Some quick math for the stock ore mining drills plus the 2.5m Material Processing Unit (MPU) from USI/MKS. The numbers that can get on-site after starting extraction are:

  • Ore concentration is 11.36%
  • ‘Drill-O-Matic’ Mining Excavator pulls 0.170441 ore/sec
  • Three drills drives a 2.5m MPU creating LFO (LiquidFuel + Oxidizer) at 54.40%

What you see in the VAB:

  • ‘Drill-O-Matic’ uses 22.5 EC/s, consumes 1.5 ore/sec and needs 200kW of cooling
  • 2.5m MPU has two converters, each uses 5.64 EC/s, inputs 0.05 ore/sec, outputs 15.23 LF/hr and 18.61 Oxidizer/hr.

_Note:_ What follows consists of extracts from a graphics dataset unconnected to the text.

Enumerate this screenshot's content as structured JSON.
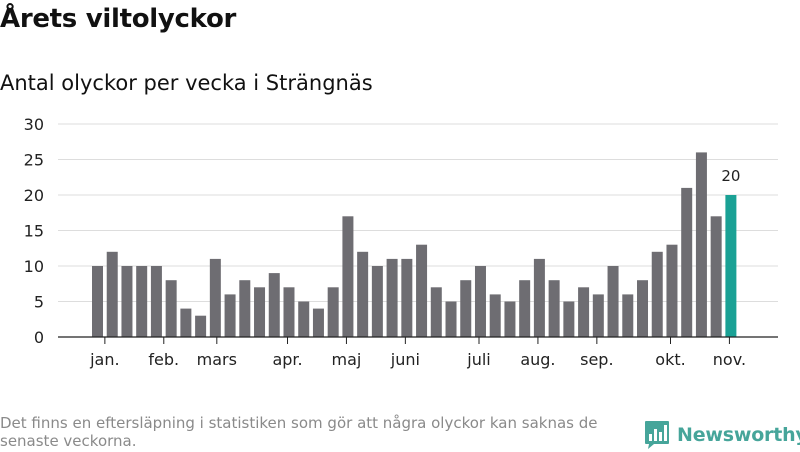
{
  "header": {
    "title": "Årets viltolyckor",
    "subtitle": "Antal olyckor per vecka i Strängnäs"
  },
  "footer": {
    "note": "Det finns en eftersläpning i statistiken som gör att några olyckor kan saknas de senaste veckorna.",
    "brand": "Newsworthy"
  },
  "colors": {
    "bar": "#6e6d72",
    "highlight": "#1aa195",
    "grid": "#dddddd",
    "axis": "#222222",
    "brand": "#46a59a"
  },
  "icons": {
    "brand_logo": "bar-chart-speech-bubble-icon"
  },
  "chart_data": {
    "type": "bar",
    "title": "Antal olyckor per vecka i Strängnäs",
    "xlabel": "",
    "ylabel": "",
    "ylim": [
      0,
      30
    ],
    "yticks": [
      0,
      5,
      10,
      15,
      20,
      25,
      30
    ],
    "grid": true,
    "legend": "none",
    "values": [
      10,
      12,
      10,
      10,
      10,
      8,
      4,
      3,
      11,
      6,
      8,
      7,
      9,
      7,
      5,
      4,
      7,
      17,
      12,
      10,
      11,
      11,
      13,
      7,
      5,
      8,
      10,
      6,
      5,
      8,
      11,
      8,
      5,
      7,
      6,
      10,
      6,
      8,
      12,
      13,
      21,
      26,
      17,
      20
    ],
    "month_labels": [
      {
        "label": "jan.",
        "bar": 0.5
      },
      {
        "label": "feb.",
        "bar": 4.5
      },
      {
        "label": "mars",
        "bar": 8.1
      },
      {
        "label": "apr.",
        "bar": 12.9
      },
      {
        "label": "maj",
        "bar": 16.9
      },
      {
        "label": "juni",
        "bar": 20.9
      },
      {
        "label": "juli",
        "bar": 25.9
      },
      {
        "label": "aug.",
        "bar": 29.9
      },
      {
        "label": "sep.",
        "bar": 33.9
      },
      {
        "label": "okt.",
        "bar": 38.9
      },
      {
        "label": "nov.",
        "bar": 42.9
      }
    ],
    "highlight_index": 43,
    "annotations": [
      {
        "bar": 43,
        "text": "20"
      }
    ]
  }
}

The goal of MKS Mining Math is that your storage tanks should never overflow during the KSP catch-up calculations. If you’re using Planetary Storage (a.k.a. PL or Planetary Logistics), then you need 12h of all input/output/intermediate storage. If you rely on local logistics, multiply all storage tank sizes by ten. But in this case, we’re only pushing the output (LF/Ox) into PL.

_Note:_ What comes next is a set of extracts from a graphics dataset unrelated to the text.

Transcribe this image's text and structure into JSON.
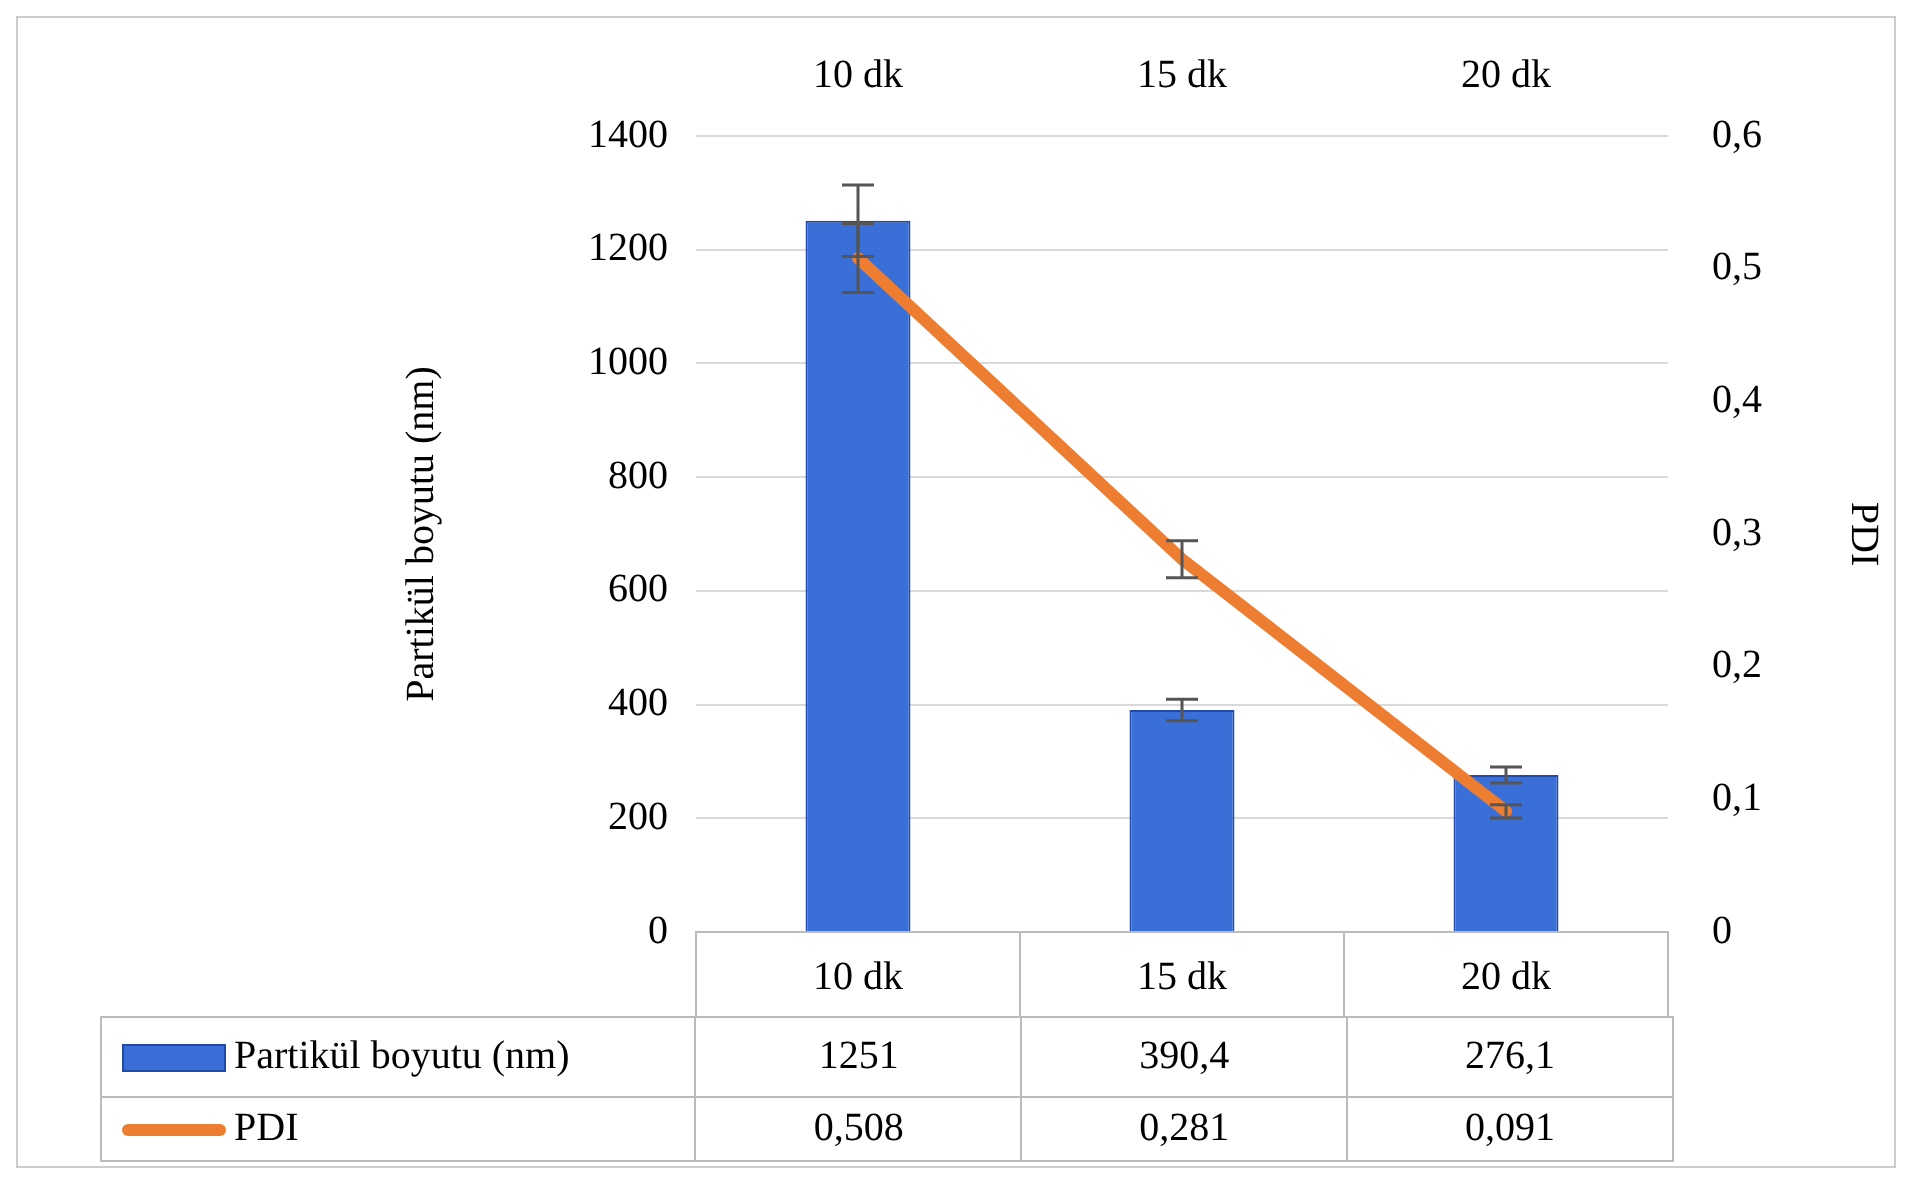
{
  "chart_data": {
    "type": "bar",
    "categories": [
      "10 dk",
      "15 dk",
      "20 dk"
    ],
    "ylabel": "Partikül boyutu (nm)",
    "y2label": "PDI",
    "series": [
      {
        "name": "Partikül boyutu (nm)",
        "color": "#3a6fd8",
        "values": [
          1251,
          390.4,
          276.1
        ],
        "errors": [
          63,
          19,
          14
        ],
        "value_labels": [
          "1251",
          "390,4",
          "276,1"
        ]
      },
      {
        "name": "PDI",
        "type": "line",
        "axis": "y2",
        "color": "#ed7d31",
        "values": [
          0.508,
          0.281,
          0.091
        ],
        "errors": [
          0.026,
          0.014,
          0.005
        ],
        "value_labels": [
          "0,508",
          "0,281",
          "0,091"
        ]
      }
    ],
    "ylim": [
      0,
      1400
    ],
    "yticks": [
      0,
      200,
      400,
      600,
      800,
      1000,
      1200,
      1400
    ],
    "y2lim": [
      0,
      0.6
    ],
    "y2ticks": [
      {
        "value": 0,
        "label": "0"
      },
      {
        "value": 0.1,
        "label": "0,1"
      },
      {
        "value": 0.2,
        "label": "0,2"
      },
      {
        "value": 0.3,
        "label": "0,3"
      },
      {
        "value": 0.4,
        "label": "0,4"
      },
      {
        "value": 0.5,
        "label": "0,5"
      },
      {
        "value": 0.6,
        "label": "0,6"
      }
    ],
    "grid": "y",
    "legend": "bottom",
    "marker": "none"
  }
}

With the 11.36% ore concentration (on the high side):

  • Production: 0.170441 ore/sec * 3 drills * 3600 sec * 12h = 22100 ore/12h

Figuring out the MPU rate is much harder. According to the VAB, each MPU converter on the 2.5m unit can convert 0.05 ore/sec. But given the numbers at the drilling site, I’m seeing more like 0.469 ore/sec (about a factor of 9x difference). That will probably go down as the Machinery level decreases.

  • Conversion: 1 unit of ore = 0.05 ore/sec * 3600 = 15.23 LF/hr = 11.8 ore/LF unit

So for every unit of ore that I produce during the 12h period, I need 1/11.8 storage for LF (about 1900).

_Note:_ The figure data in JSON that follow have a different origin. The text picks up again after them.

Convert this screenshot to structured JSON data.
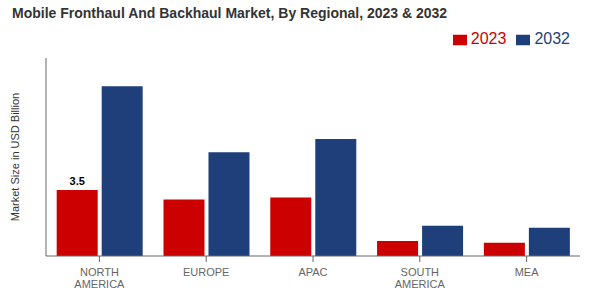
{
  "chart_data": {
    "type": "bar",
    "title": "Mobile Fronthaul And Backhaul Market, By Regional, 2023 & 2032",
    "ylabel": "Market Size in USD Billion",
    "categories": [
      "NORTH\nAMERICA",
      "EUROPE",
      "APAC",
      "SOUTH\nAMERICA",
      "MEA"
    ],
    "series": [
      {
        "name": "2023",
        "color": "#cc0000",
        "values": [
          3.5,
          3.0,
          3.1,
          0.8,
          0.7
        ]
      },
      {
        "name": "2032",
        "color": "#1f3f7a",
        "values": [
          9.0,
          5.5,
          6.2,
          1.6,
          1.5
        ]
      }
    ],
    "annotations": [
      {
        "text": "3.5",
        "series": "2023",
        "category": "NORTH\nAMERICA"
      }
    ],
    "ylim": [
      0,
      10.5
    ],
    "grid": false,
    "legend": "upper right",
    "tick_labels": "x"
  }
}
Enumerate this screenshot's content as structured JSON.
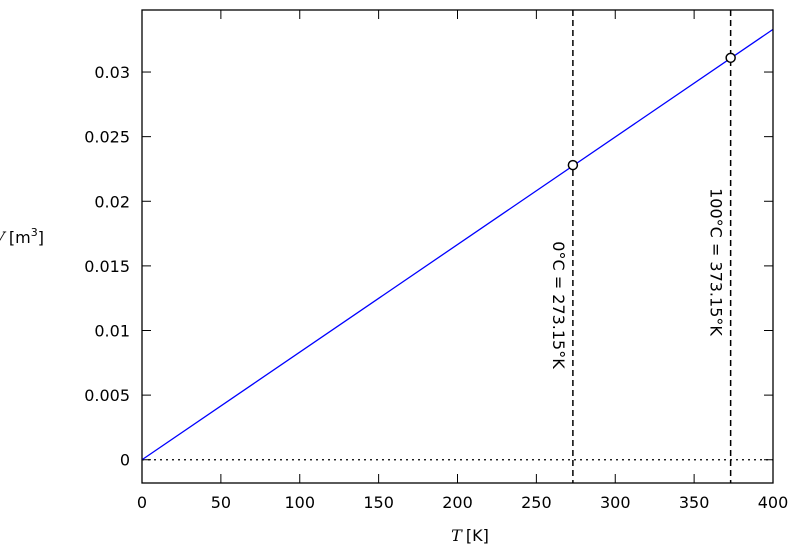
{
  "chart_data": {
    "type": "line",
    "xlabel": {
      "symbol": "T",
      "unit": "[K]"
    },
    "ylabel": {
      "symbol": "V",
      "unit": "[m",
      "power": "3",
      "close": "]"
    },
    "series": [
      {
        "color": "#0000ff",
        "x": [
          0,
          400
        ],
        "values": [
          0,
          0.0333
        ]
      }
    ],
    "points": {
      "x": [
        273.15,
        373.15
      ],
      "values": [
        0.0228,
        0.0311
      ]
    },
    "vlines": [
      {
        "x": 273.15,
        "label": "0°C = 273.15°K"
      },
      {
        "x": 373.15,
        "label": "100°C = 373.15°K"
      }
    ],
    "zero_line": true,
    "xlim": [
      0,
      400
    ],
    "xticks": [
      0,
      50,
      100,
      150,
      200,
      250,
      300,
      350,
      400
    ],
    "ylim": [
      -0.0018,
      0.0348
    ],
    "yticks": [
      0,
      0.005,
      0.01,
      0.015,
      0.02,
      0.025,
      0.03
    ]
  }
}
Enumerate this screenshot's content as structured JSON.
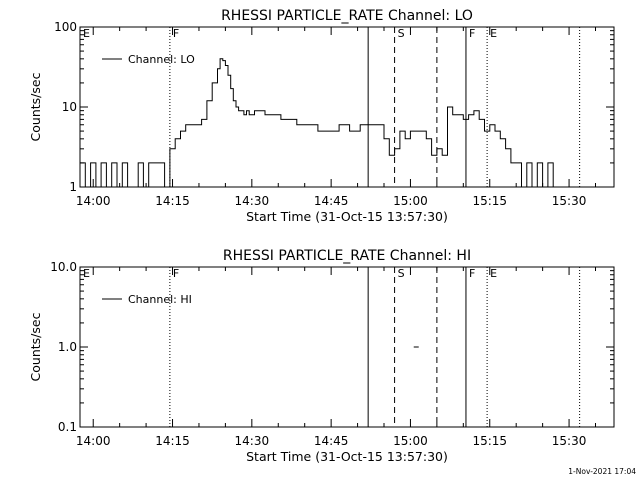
{
  "chart_data": [
    {
      "type": "line",
      "title": "RHESSI PARTICLE_RATE Channel: LO",
      "xlabel": "Start Time (31-Oct-15 13:57:30)",
      "ylabel": "Counts/sec",
      "y_scale": "log",
      "ylim": [
        1,
        100
      ],
      "xlim": [
        "13:57:30",
        "15:38:30"
      ],
      "x_ticks": [
        "14:00",
        "14:15",
        "14:30",
        "14:45",
        "15:00",
        "15:15",
        "15:30"
      ],
      "y_ticks": [
        "1",
        "10",
        "100"
      ],
      "legend": "top-left",
      "series": [
        {
          "name": "Channel: LO",
          "x": [
            "13:57:30",
            "13:58:30",
            "13:59:30",
            "14:00:30",
            "14:01:30",
            "14:02:30",
            "14:03:30",
            "14:04:30",
            "14:05:30",
            "14:06:30",
            "14:07:30",
            "14:08:30",
            "14:09:30",
            "14:10:30",
            "14:11:30",
            "14:12:30",
            "14:13:30",
            "14:14:30",
            "14:15:30",
            "14:16:30",
            "14:17:30",
            "14:18:30",
            "14:19:30",
            "14:20:30",
            "14:21:30",
            "14:22:30",
            "14:23:30",
            "14:24:00",
            "14:24:30",
            "14:25:00",
            "14:25:30",
            "14:26:00",
            "14:26:30",
            "14:27:00",
            "14:27:30",
            "14:28:00",
            "14:28:30",
            "14:29:00",
            "14:29:30",
            "14:30:30",
            "14:31:30",
            "14:32:30",
            "14:33:30",
            "14:34:30",
            "14:35:30",
            "14:36:30",
            "14:38:30",
            "14:40:30",
            "14:42:30",
            "14:44:30",
            "14:46:30",
            "14:48:30",
            "14:50:30",
            "14:52:30",
            "14:54:00",
            "14:55:00",
            "14:56:00",
            "14:57:00",
            "14:58:00",
            "14:59:00",
            "15:00:00",
            "15:01:00",
            "15:02:00",
            "15:03:00",
            "15:04:00",
            "15:05:00",
            "15:06:00",
            "15:07:00",
            "15:08:00",
            "15:09:00",
            "15:10:00",
            "15:11:00",
            "15:12:00",
            "15:13:00",
            "15:14:00",
            "15:15:00",
            "15:16:00",
            "15:17:00",
            "15:18:00",
            "15:19:00",
            "15:20:00",
            "15:21:00",
            "15:22:00",
            "15:23:00",
            "15:24:00",
            "15:25:00",
            "15:26:00",
            "15:27:00",
            "15:28:00"
          ],
          "y": [
            2,
            1,
            2,
            1,
            2,
            1,
            2,
            1,
            2,
            1,
            1,
            2,
            1,
            2,
            2,
            2,
            1,
            3,
            4,
            5,
            6,
            6,
            6,
            7,
            12,
            20,
            30,
            40,
            38,
            33,
            25,
            17,
            12,
            10,
            9,
            9,
            8,
            9,
            8,
            9,
            9,
            8,
            8,
            8,
            7,
            7,
            6,
            6,
            5,
            5,
            6,
            5,
            6,
            6,
            6,
            4,
            2.5,
            3,
            5,
            4,
            5,
            5,
            5,
            4,
            2.5,
            3,
            2.5,
            10,
            8,
            8,
            7,
            8,
            9,
            7,
            5,
            6,
            5,
            4,
            3,
            2,
            2,
            1,
            2,
            1,
            2,
            1,
            2,
            1,
            1
          ]
        }
      ],
      "markers": [
        {
          "label": "E",
          "time": "13:57:30",
          "style": "dotted"
        },
        {
          "label": "F",
          "time": "14:14:30",
          "style": "dotted"
        },
        {
          "label": "",
          "time": "14:52:00",
          "style": "solid"
        },
        {
          "label": "S",
          "time": "14:57:00",
          "style": "dashed"
        },
        {
          "label": "",
          "time": "15:05:00",
          "style": "dashed"
        },
        {
          "label": "F",
          "time": "15:10:30",
          "style": "solid"
        },
        {
          "label": "E",
          "time": "15:14:30",
          "style": "dotted"
        },
        {
          "label": "",
          "time": "15:32:00",
          "style": "dotted"
        }
      ]
    },
    {
      "type": "line",
      "title": "RHESSI PARTICLE_RATE Channel: HI",
      "xlabel": "Start Time (31-Oct-15 13:57:30)",
      "ylabel": "Counts/sec",
      "y_scale": "log",
      "ylim": [
        0.1,
        10
      ],
      "xlim": [
        "13:57:30",
        "15:38:30"
      ],
      "x_ticks": [
        "14:00",
        "14:15",
        "14:30",
        "14:45",
        "15:00",
        "15:15",
        "15:30"
      ],
      "y_ticks": [
        "0.1",
        "1.0",
        "10.0"
      ],
      "legend": "top-left",
      "series": [
        {
          "name": "Channel: HI",
          "x": [
            "15:01:00"
          ],
          "y": [
            1.0
          ]
        }
      ],
      "markers": [
        {
          "label": "E",
          "time": "13:57:30",
          "style": "dotted"
        },
        {
          "label": "F",
          "time": "14:14:30",
          "style": "dotted"
        },
        {
          "label": "",
          "time": "14:52:00",
          "style": "solid"
        },
        {
          "label": "S",
          "time": "14:57:00",
          "style": "dashed"
        },
        {
          "label": "",
          "time": "15:05:00",
          "style": "dashed"
        },
        {
          "label": "F",
          "time": "15:10:30",
          "style": "solid"
        },
        {
          "label": "E",
          "time": "15:14:30",
          "style": "dotted"
        },
        {
          "label": "",
          "time": "15:32:00",
          "style": "dotted"
        }
      ]
    }
  ],
  "footer": {
    "timestamp": "1-Nov-2021 17:04"
  }
}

Except that I know I’m running my 2.5m MPU at about 50% right now and I want to max that out if possible. That means I need:

  • Six of the ‘Drill-O-Matic’ drills (135 EC/s 1200 kW of cooling)
  • 44,000 ore storage (two of the shipping container style 5m Kontainers)
  • 3750 storage of Liquid Fuel and the equivalent ratio of Oxidizer (slightly more than a 3.75 cluster style Kontainer tank)